When he was full of coffee, fish and news, Pete would shake my father’s hand, thank my mother, who had been sewing in the living room, and walk stiffly to his car. Sometimes Lyda’s poised, cottony head could be seen above the Cougar’s creamy white front seat, closer to the middle than to the passenger side. She never took up my mother’s offer to come into the cabin for a cup of coffee. My brother, Kurt, and I could sometimes see her eating out of a giant bag of potato chips while she waited, oversized binoculars propped up to her eyes, watching the trees that seemed empty to us. Pete would give her a small smile when he returned, slide into the driver’s seat and pull the long, squeaky car door shut. The Mercury would heft into gear, snake out of sight.
Dammed at two ends, Black River bloated into a pond, full of walleye and pike. I imagined sweaty crews of men digging in the 30’s, their chain-gang songs rising above the trench. When they finished, a gaping pipe reached out of the eastern dam, releasing the pent-up water. The riverbed’s taut skin swelled. The silted river churned the roots of birch, pine and spruce, trying to loosen their decades-long hold. The water turned from tannin to ink, inviting its name-sake to slide back in like an otter. The river rested. I imagined drowned deer tracks and the swollen and collapsed tunnels where rabbits hid.
Early in the spring, my father and Uncle Pete liked to cross-examine each other about fishing prospects: which leaf piles were the best for night crawlers; which pools would get hot enough for catfish; when to use tackle, when to use bait. My father’s red Victor tackle box held more oddities than a treasure chest. Careful not to prick my fingers on the hooks, I would sort and organize the lead sinkers by size, bobbers by color, and the rubbery worms and larvae according to brightness and strangeness.
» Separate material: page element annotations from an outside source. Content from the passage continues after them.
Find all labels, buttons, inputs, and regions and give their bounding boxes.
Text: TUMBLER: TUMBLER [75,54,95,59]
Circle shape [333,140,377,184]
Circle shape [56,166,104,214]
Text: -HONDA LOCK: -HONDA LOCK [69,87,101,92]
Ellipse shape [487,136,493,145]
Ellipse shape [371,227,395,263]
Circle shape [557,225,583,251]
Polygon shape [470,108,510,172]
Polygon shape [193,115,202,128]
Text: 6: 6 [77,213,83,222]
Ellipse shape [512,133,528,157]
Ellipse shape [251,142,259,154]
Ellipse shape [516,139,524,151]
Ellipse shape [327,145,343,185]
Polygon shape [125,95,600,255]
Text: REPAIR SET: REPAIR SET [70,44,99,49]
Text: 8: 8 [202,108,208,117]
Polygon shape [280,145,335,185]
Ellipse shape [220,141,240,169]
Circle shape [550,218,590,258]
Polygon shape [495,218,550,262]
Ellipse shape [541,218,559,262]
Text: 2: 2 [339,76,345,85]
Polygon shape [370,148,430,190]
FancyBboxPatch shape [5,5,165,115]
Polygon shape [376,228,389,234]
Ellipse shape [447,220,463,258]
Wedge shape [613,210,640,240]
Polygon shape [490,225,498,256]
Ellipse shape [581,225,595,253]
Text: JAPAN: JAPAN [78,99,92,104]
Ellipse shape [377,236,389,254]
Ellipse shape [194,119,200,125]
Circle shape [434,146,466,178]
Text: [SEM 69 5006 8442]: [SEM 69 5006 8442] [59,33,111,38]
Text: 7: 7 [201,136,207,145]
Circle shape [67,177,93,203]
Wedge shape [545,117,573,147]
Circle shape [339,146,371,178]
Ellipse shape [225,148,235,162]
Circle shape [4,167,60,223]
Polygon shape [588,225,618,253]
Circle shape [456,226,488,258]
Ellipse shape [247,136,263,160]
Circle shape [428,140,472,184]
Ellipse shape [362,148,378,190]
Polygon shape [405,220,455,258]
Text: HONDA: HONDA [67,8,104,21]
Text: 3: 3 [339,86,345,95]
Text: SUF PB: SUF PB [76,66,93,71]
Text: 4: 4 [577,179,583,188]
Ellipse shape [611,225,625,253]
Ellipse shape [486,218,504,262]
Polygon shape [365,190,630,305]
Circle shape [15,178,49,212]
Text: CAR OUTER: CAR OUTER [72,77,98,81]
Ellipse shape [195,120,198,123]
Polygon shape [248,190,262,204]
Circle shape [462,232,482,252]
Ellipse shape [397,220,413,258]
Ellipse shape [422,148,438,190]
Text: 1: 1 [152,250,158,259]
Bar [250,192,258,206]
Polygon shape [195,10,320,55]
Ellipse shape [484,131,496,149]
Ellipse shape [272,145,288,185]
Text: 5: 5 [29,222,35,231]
I was never allowed to use any of the small feathery flies for the proven fact that I would snag them on rocks below the dam. I imagined the tiny clots of color at the end of the line, wet and streamlined, pulled across the water’s thin shell, mesmerizing the fish below into a hunger-trance. The fish moved by instinct toward the wash of light and color that held, for a split second, all they desired in the world. The water, like churning oil, would suddenly tear open, birthing their pink-green bodies. Slapping themselves into a stunned state on the rocks, the fish would soon be dead.
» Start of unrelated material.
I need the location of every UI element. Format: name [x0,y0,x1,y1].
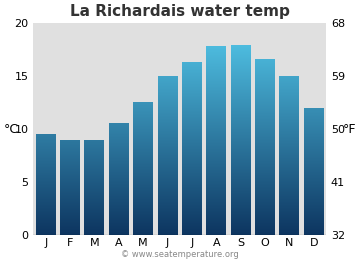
Text: © www.seatemperature.org: © www.seatemperature.org [121,250,239,259]
Y-axis label: °F: °F [342,123,356,136]
Title: La Richardais water temp: La Richardais water temp [70,4,290,19]
Y-axis label: °C: °C [4,123,19,136]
Pete caught more fish than anyone I knew. He had the winters to practice his patience in an ice shanty. These get-aways were built of warped plywood, discarded shingles, and flapping tar paper and dotted the frozen pond like oversized outhouses. Big, white lettering proclaimed who each shanty belonged to – last name and town – as effective as NO GIRLS ALLOWED scrawled across a fort’s entrance. With propane heaters attached to each shanty like a suckling piglet and a case of beer snug inside, these enclaves were occupied all winter long. I pictured the men inside – their thoughts focused only on the hole between their unlaced boots, the thick green ice, the stagnant black water, and the hope of fish.
Sometimes we would hear reports of men who died alone, frozen in their tar-papered palaces.
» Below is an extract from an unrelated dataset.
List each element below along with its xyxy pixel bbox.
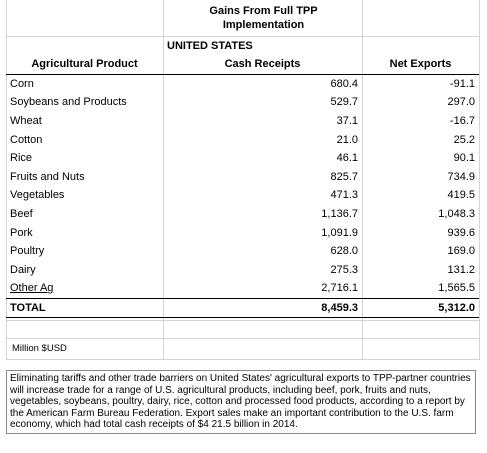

By the end of March, any shanties not hauled off the ice by snowmobile or a brave pick-up, fell in. Leaning gradually, almost secretively, like the moon waning or water receding, they would crack the ice open with their bulk. During the spring thaw, if we were there to witness, Kurt and I would make bets with polished Petoskey stones on which day we would wake up and find the shanties drowned. The fossil prints on each stone rose to the surface like released air bubbles from a lake bottom.